介绍
为了充分利用到像素级别的信息,语义分割的概念在很多年前被提出…FCN应该可以说是语义分割的里程碑式作品。下面我们一起来学习一下这篇经典的论文并用Pytorch实现一下吧!
论文精华提炼
文章主要贡献
1、本文提出了全卷积网络(FCN)的概念,针对语义分割训练一个端到端,点对点的网络,达到了当时的state-of-the-art。
2、这是第一次训练端到端的FCN,用于像素级的预测;
3、也是第一次用监督预训练的方法训练FCN。
网络结构设计
1、卷积化
语义分割其实也是图像分类,只不过是将分类细化到了每个像素点。基于这个思想,本文将一般卷机神经网络后面接的全连接层替换为卷积层,保持特征的多维特性,最后再对每一个像素点分类。
2、反卷积
在一般的CNN结构中,如AlexNet,VGGNet均是使用池化层来提取更为抽象的特征,但同时缩小了输出图片的size,例如VGG16,五次池化后图片被缩小了32倍;而在ResNet中,某些卷积层也参与到缩小图片size的过程。我们需要得到的是一个与原图像size相同的分割图,因此我们需要对最后一层进行上采样得到与原图大小相同的分割结果。
本文中的上采样方法:反卷积(Transposed Convolution)
那么什么是反卷积?
首先理解上采样的概念:实现图像由小分辨率到大分辨率的映射的操作,叫做上采样(Upsample)。上采样有3种常见的方法:双线性插值(bilinear),反卷积(Transposed Convolution),反池化(Unpooling)。这里我们介绍FCN中用的反卷积。
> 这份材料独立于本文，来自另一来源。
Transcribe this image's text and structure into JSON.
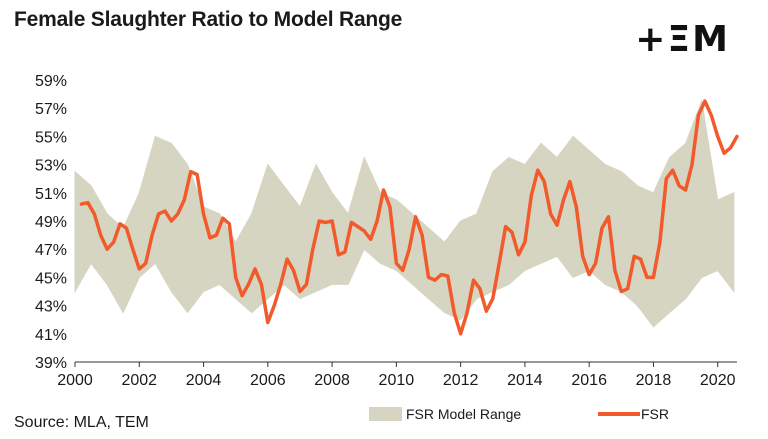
{
  "title": "Female Slaughter Ratio to Model Range",
  "logo_text": "+ΞM",
  "source": "Source: MLA, TEM",
  "colors": {
    "band": "#d6d5c2",
    "line": "#f25a2c",
    "axis": "#333333"
  },
  "chart_data": {
    "type": "line",
    "title": "Female Slaughter Ratio to Model Range",
    "xlabel": "",
    "ylabel": "",
    "xlim": [
      2000,
      2020.6
    ],
    "ylim": [
      39,
      59
    ],
    "x_ticks": [
      2000,
      2002,
      2004,
      2006,
      2008,
      2010,
      2012,
      2014,
      2016,
      2018,
      2020
    ],
    "x_tick_labels": [
      "2000",
      "2002",
      "2004",
      "2006",
      "2008",
      "2010",
      "2012",
      "2014",
      "2016",
      "2018",
      "2020"
    ],
    "y_ticks": [
      39,
      41,
      43,
      45,
      47,
      49,
      51,
      53,
      55,
      57,
      59
    ],
    "y_tick_labels": [
      "39%",
      "41%",
      "43%",
      "45%",
      "47%",
      "49%",
      "51%",
      "53%",
      "55%",
      "57%",
      "59%"
    ],
    "grid": false,
    "legend": {
      "placement": "bottom",
      "entries": [
        "FSR Model Range",
        "FSR"
      ]
    },
    "band": {
      "name": "FSR Model Range",
      "x": [
        2000.0,
        2000.5,
        2001.0,
        2001.5,
        2002.0,
        2002.5,
        2003.0,
        2003.5,
        2004.0,
        2004.5,
        2005.0,
        2005.5,
        2006.0,
        2006.5,
        2007.0,
        2007.5,
        2008.0,
        2008.5,
        2009.0,
        2009.5,
        2010.0,
        2010.5,
        2011.0,
        2011.5,
        2012.0,
        2012.5,
        2013.0,
        2013.5,
        2014.0,
        2014.5,
        2015.0,
        2015.5,
        2016.0,
        2016.5,
        2017.0,
        2017.5,
        2018.0,
        2018.5,
        2019.0,
        2019.5,
        2020.0,
        2020.5
      ],
      "upper": [
        52.5,
        51.5,
        49.5,
        48.5,
        51.0,
        55.0,
        54.5,
        53.0,
        50.0,
        49.5,
        47.5,
        49.5,
        53.0,
        51.5,
        50.0,
        53.0,
        51.0,
        49.5,
        53.5,
        51.0,
        50.5,
        49.5,
        48.5,
        47.5,
        49.0,
        49.5,
        52.5,
        53.5,
        53.0,
        54.5,
        53.5,
        55.0,
        54.0,
        53.0,
        52.5,
        51.5,
        51.0,
        53.5,
        54.5,
        57.5,
        50.5,
        51.0
      ],
      "lower": [
        44.0,
        46.0,
        44.5,
        42.5,
        45.0,
        46.0,
        44.0,
        42.5,
        44.0,
        44.5,
        43.5,
        42.5,
        43.5,
        44.5,
        43.5,
        44.0,
        44.5,
        44.5,
        47.0,
        46.0,
        45.5,
        44.5,
        43.5,
        42.5,
        42.0,
        43.5,
        44.0,
        44.5,
        45.5,
        46.0,
        46.5,
        45.0,
        45.5,
        44.5,
        44.0,
        43.0,
        41.5,
        42.5,
        43.5,
        45.0,
        45.5,
        44.0
      ]
    },
    "series": [
      {
        "name": "FSR",
        "x": [
          2000.2,
          2000.4,
          2000.6,
          2000.8,
          2001.0,
          2001.2,
          2001.4,
          2001.6,
          2001.8,
          2002.0,
          2002.2,
          2002.4,
          2002.6,
          2002.8,
          2003.0,
          2003.2,
          2003.4,
          2003.6,
          2003.8,
          2004.0,
          2004.2,
          2004.4,
          2004.6,
          2004.8,
          2005.0,
          2005.2,
          2005.4,
          2005.6,
          2005.8,
          2006.0,
          2006.2,
          2006.4,
          2006.6,
          2006.8,
          2007.0,
          2007.2,
          2007.4,
          2007.6,
          2007.8,
          2008.0,
          2008.2,
          2008.4,
          2008.6,
          2008.8,
          2009.0,
          2009.2,
          2009.4,
          2009.6,
          2009.8,
          2010.0,
          2010.2,
          2010.4,
          2010.6,
          2010.8,
          2011.0,
          2011.2,
          2011.4,
          2011.6,
          2011.8,
          2012.0,
          2012.2,
          2012.4,
          2012.6,
          2012.8,
          2013.0,
          2013.2,
          2013.4,
          2013.6,
          2013.8,
          2014.0,
          2014.2,
          2014.4,
          2014.6,
          2014.8,
          2015.0,
          2015.2,
          2015.4,
          2015.6,
          2015.8,
          2016.0,
          2016.2,
          2016.4,
          2016.6,
          2016.8,
          2017.0,
          2017.2,
          2017.4,
          2017.6,
          2017.8,
          2018.0,
          2018.2,
          2018.4,
          2018.6,
          2018.8,
          2019.0,
          2019.2,
          2019.4,
          2019.6,
          2019.8,
          2020.0,
          2020.2,
          2020.4,
          2020.6
        ],
        "values": [
          50.2,
          50.3,
          49.5,
          48.0,
          47.0,
          47.5,
          48.8,
          48.5,
          47.0,
          45.6,
          46.0,
          48.0,
          49.5,
          49.7,
          49.0,
          49.5,
          50.5,
          52.5,
          52.3,
          49.5,
          47.8,
          48.0,
          49.2,
          48.8,
          45.0,
          43.7,
          44.5,
          45.6,
          44.5,
          41.8,
          43.0,
          44.5,
          46.3,
          45.5,
          44.0,
          44.5,
          47.0,
          49.0,
          48.9,
          49.0,
          46.6,
          46.8,
          48.9,
          48.6,
          48.3,
          47.7,
          49.0,
          51.2,
          50.0,
          46.0,
          45.5,
          47.0,
          49.3,
          48.0,
          45.0,
          44.8,
          45.2,
          45.1,
          42.5,
          41.0,
          42.5,
          44.8,
          44.2,
          42.6,
          43.5,
          46.0,
          48.6,
          48.2,
          46.6,
          47.5,
          50.8,
          52.6,
          51.8,
          49.5,
          48.7,
          50.5,
          51.8,
          50.0,
          46.5,
          45.2,
          46.0,
          48.5,
          49.3,
          45.5,
          44.0,
          44.2,
          46.5,
          46.3,
          45.0,
          45.0,
          47.5,
          52.0,
          52.6,
          51.5,
          51.2,
          53.0,
          56.5,
          57.5,
          56.5,
          55.0,
          53.8,
          54.2,
          55.0
        ]
      }
    ]
  }
}
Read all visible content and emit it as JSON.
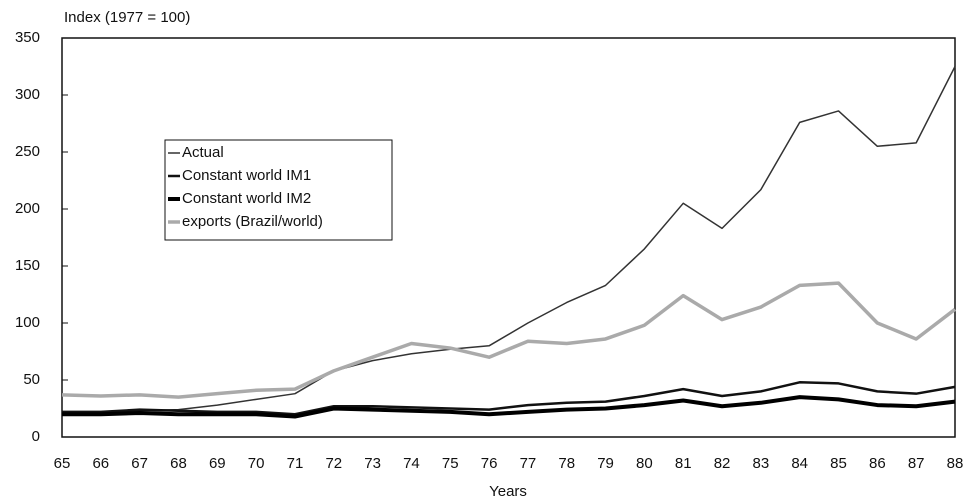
{
  "chart_data": {
    "type": "line",
    "title": "Index (1977 = 100)",
    "xlabel": "Years",
    "categories": [
      "65",
      "66",
      "67",
      "68",
      "69",
      "70",
      "71",
      "72",
      "73",
      "74",
      "75",
      "76",
      "77",
      "78",
      "79",
      "80",
      "81",
      "82",
      "83",
      "84",
      "85",
      "86",
      "87",
      "88"
    ],
    "series": [
      {
        "name": "Actual",
        "color": "#333333",
        "width": 1.5,
        "values": [
          22,
          22,
          23,
          24,
          28,
          33,
          38,
          58,
          67,
          73,
          77,
          80,
          100,
          118,
          133,
          165,
          205,
          183,
          217,
          276,
          286,
          255,
          258,
          325
        ]
      },
      {
        "name": "Constant world IM1",
        "color": "#111111",
        "width": 2.5,
        "values": [
          22,
          22,
          24,
          23,
          22,
          22,
          20,
          27,
          27,
          26,
          25,
          24,
          28,
          30,
          31,
          36,
          42,
          36,
          40,
          48,
          47,
          40,
          38,
          44
        ]
      },
      {
        "name": "Constant world IM2",
        "color": "#000000",
        "width": 4,
        "values": [
          20,
          20,
          21,
          20,
          20,
          20,
          18,
          25,
          24,
          23,
          22,
          20,
          22,
          24,
          25,
          28,
          32,
          27,
          30,
          35,
          33,
          28,
          27,
          31
        ]
      },
      {
        "name": "exports (Brazil/world)",
        "color": "#aaaaaa",
        "width": 3.5,
        "values": [
          37,
          36,
          37,
          35,
          38,
          41,
          42,
          58,
          70,
          82,
          78,
          70,
          84,
          82,
          86,
          98,
          124,
          103,
          114,
          133,
          135,
          100,
          86,
          112
        ]
      }
    ],
    "ylim": [
      0,
      350
    ],
    "yticks": [
      0,
      50,
      100,
      150,
      200,
      250,
      300,
      350
    ]
  }
}
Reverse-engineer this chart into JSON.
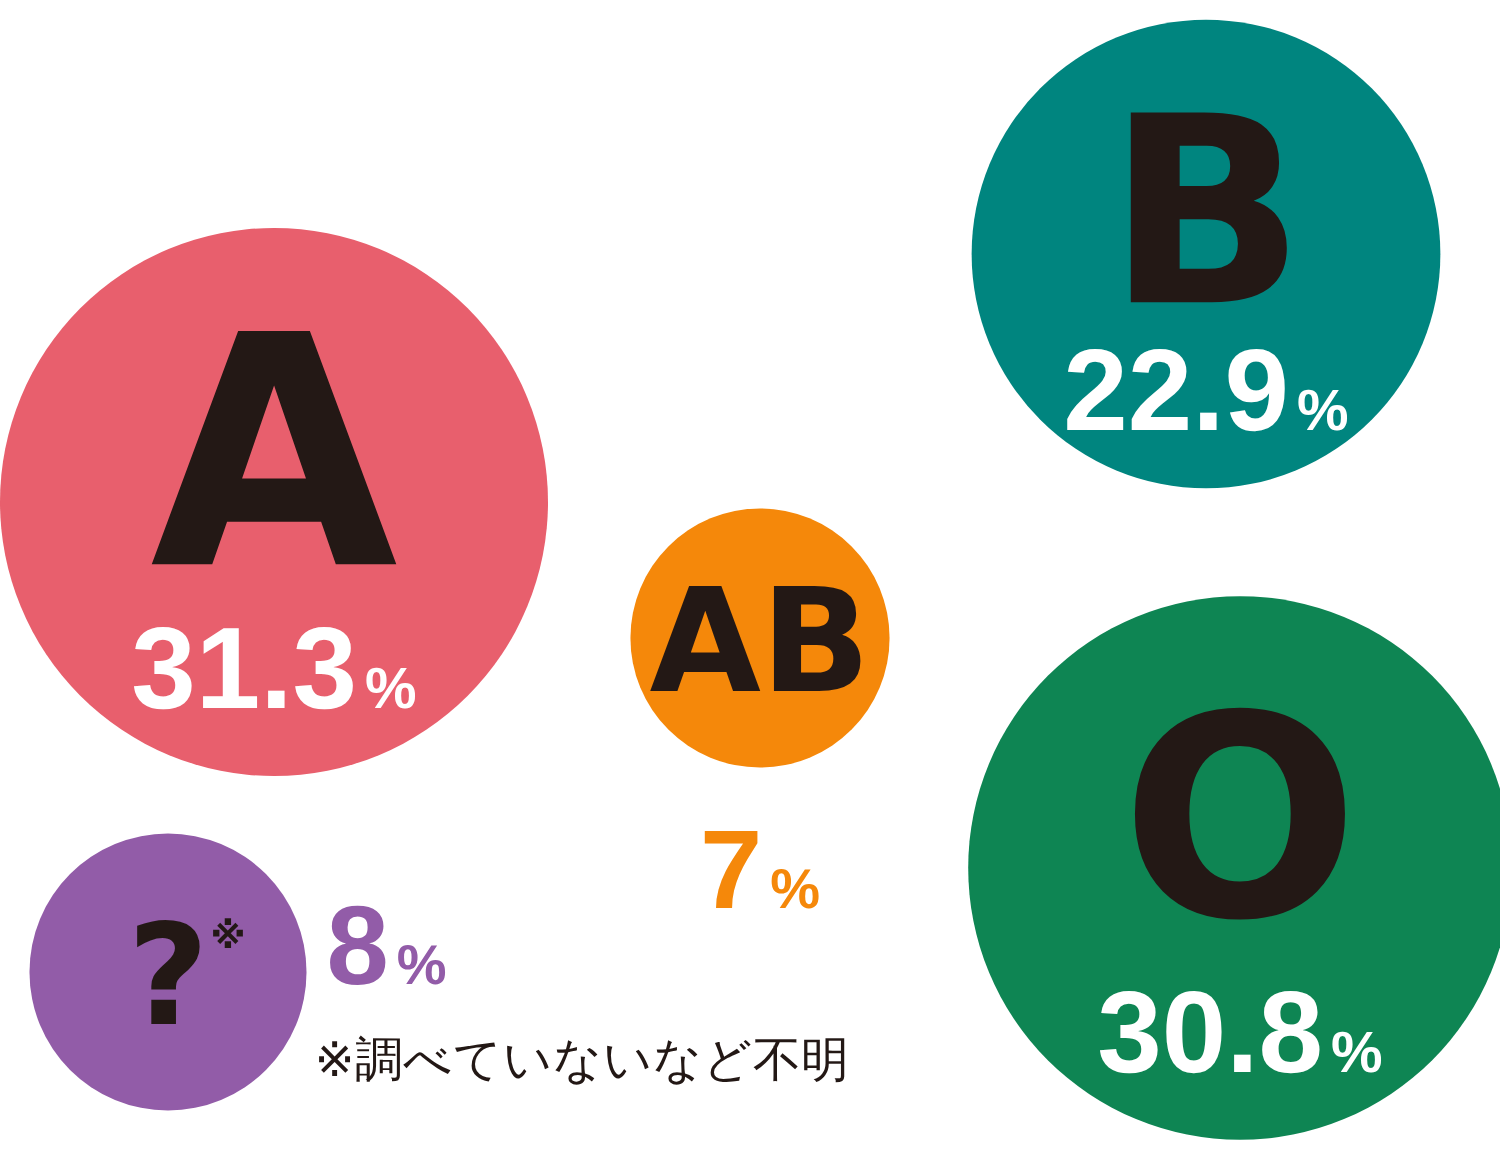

其实直观来看,反卷积就是将当前的特征图(那些蓝色块)间补空再进行卷积。当然,从公式推导角度来讲(参考阿里大佬通俗理解反卷积),
3、跳跃连接(Skip-Connection)
由于通过反卷积后得到的结果是较为粗糙的,这是由于反卷积过程中的矩阵C^T是稀疏的,得到的结果自然不够稠密。为了得到精细的结果,本篇文章中采用了Skip-Connection的结构设计。
即将不同池化层输出结合起来,优化输出。
基于pytorch的代码实现
基于文章提出的思路,我们可以很清楚的设计出FCN的整体网络结构。即采用一个backbone网络,将最后的全连接层改为卷积层,并在最后添加反卷积层。在传播方向上加上跳跃连接。下面我们以VGG16为例。
class FCN8s(nn.Module):
def __init__(self, n_class=21): #VOC2012数据集分为20类,包括背景为21类,分别如下:
# - Person: person
# - Animal: bird, cat, cow, dog, horse, sheep
# - Vehicle: aeroplane, bicycle, boat, bus, car, motorbike, train
# - Indoor: bottle, chair, dining table, potted plant, sofa, tv/monitor
super(FCN8s, self).__init__()
# conv1
self.conv1_1 = nn.Conv2d(3, 64, 3, padding=100) #3通道输出,64通道输出 3*3卷积,填充100
self.relu1_1 = nn.ReLU(inplace=True)
self.conv1_2 = nn.Conv2d(64, 64, 3, padding=1) # 3*3 如果我不想最后减少维度,我只希望卷积,stride=1,padding=1,padding的数比核大小小2.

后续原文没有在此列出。